Wednesday, February 21, 2007

Our Cook Who Can't Cook

I've always been a real foodie.I can recognise spices in food.Food gets me worked up.The best way to keep me happy is to feed me. My nickname at home is 'andha kua' which, as you may have guessed, underlines my capability of stashing away the good stuff in enormous amounts.So when people ask you what irony is, you can tell them about this post.

Our cook is this nice woman from some picturesque village who should have learnt cooking,at leat how to boil an egg, while being dandled in her mother's lap. But, somehow, she missed out that vital part of a cook's education and is now, unfortunately for us, a cook who can't cook.

Take a simple example of something like toast. What she does is, burn one side and rub the butter on it so that the butter gets black flecks and the toast gets, well, no butter. Then again, her favourite spice happens to be turmeric. so the predominant colour on the table is..yes, it's yellow. yellow dal, yellow chicken, yellow vegetables, yellow everything. And then there was the deadly lunch box. Before I wised up and stopped taking food to school, my lunch box was a time bomb. The friends would watch with panic stricken eyes when the clock struck 12:00 and it was time to get the box out. Of course, no one could eat a bite, least of all me and so I invariably brought it back untouched.

So, painstakingly and with much trial and error, mostly error, I learnt to cook. And surprise...I could cook, and well.
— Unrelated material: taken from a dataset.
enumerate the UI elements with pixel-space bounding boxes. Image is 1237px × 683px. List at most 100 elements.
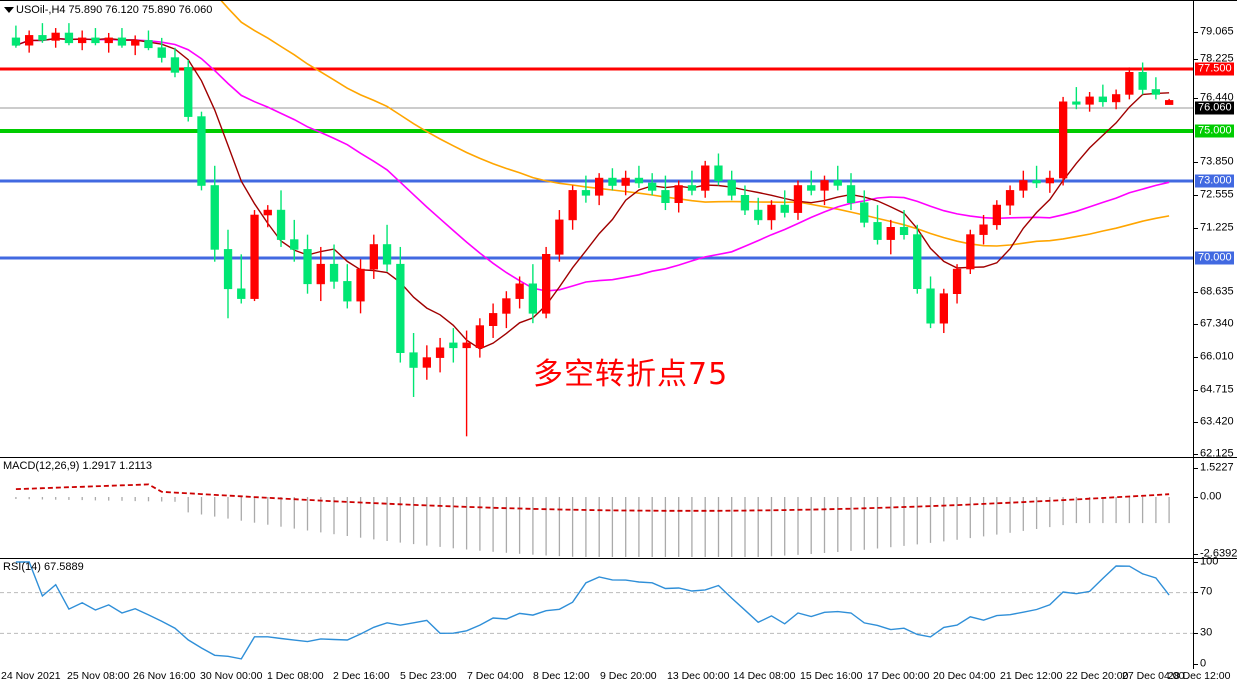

I learnt how to make the heavenly chingri macher malai curry and chicken in white sauce and fragrant pulao and even maggi(which is really hard to make well). ....God I'm hungry already.And all thanks to our cook who can't cook.
So really, when my people say it I get all cynical, but they're right-all's well that ends well.Sorry-I meant everything happens for the best. and so on and so forth.


This post was really an attempt to make me feel better. Maths exam was dismal(i thought it'd go great) but physics was great(I thought i'd flunk; such is the contrariness of life), so I thought a bit of philosophy mixed with some own-trumpet blowing (at least I blow it in tune) would do me good. And it did.
Think I'll go and get some french fries.shubu mashi's (the c. who can't c.) gone home for a holiday. Time to hide the turmeric.

Friday, February 02, 2007

Oh to be young again...

Some more memories...
Looking back from the ripe old age of 17, I guess some of the most fun times have been when we at school (the Exciting Eleven, we were young and fond of Enid Blyton so excuse the name) were inventing up some of our weird scrapes to fall into, because the actual carrying out of them always made us so damn nervous that we always came within a hair's edge of being caught.Once we did get caught and were almost suspended, but I'm not gonna mention that here!

So-some-only some- of the great times:

All the times we bunked classes and hid backstairs and 'practiced' for our band(doomed from the start, as I've said) and forced our classmates to perjure their souls. One time, we nearly broke the lock of the school terrace and went up, but good sense and a darwanji's yells prevailed and we made good our escape.

Then there was the secret passage(there were many we'd found, but this was forbidden fruit so irresistible) with the 'shaft of light'(!), a perfectly innocent gully between the sports complex and the boundary wall which we were morbidly curious about and HAD to get into. But then, you can't blame little curious girls for being curious when there were always two or three darwanjis hanging around the gully with shifty eyes like they were guarding something-which made it even more suspicious in our young eyes. Of course, me and sreerupa (I think) did take a chance with our lives and sneaked in once (what did you expect) and saw a small door-ish type of thing, but then were ignominiously dragged out ...so that's one unsolved mystery.

Speaking of mysteries reminds me of our 'Detective club' back in 4rth grade-which involved being suspicious of everybody in school, trying to prove the school had been a graveyard ages ago, believing that heinous crimes were going on in school under our very noses, and gathering up kites that fell into the school courtyard and feverishy analysing them for secret messages. One time we foung a plastic bag full of some white powder in the school workroom.we retrieved it, risking our necks in the process, and I took it home, bubbling with enthusiasm, to have it 'analysed' by an uncle who was a forensic scientist. He wisely took it without comment, and we forgot all about it in the excitement of discovering a bone(chicken, sadly) in the school grounds, (that proved it to have been a graveyard).
In 5th grade, I got to know-life, thy name is disappointment- it had been chalk powder.

more later.

Thursday, February 01, 2007

Nothing Doing

We, being the absent minded giggling girls we sadly are, lost the card.
Talk about anticlimax.

(Oh and to the anonymous guy who resented our guywatching in his comment, I thumb my nose.Like he wouldn't like two pretty young things looking at him.yeah, rrright.)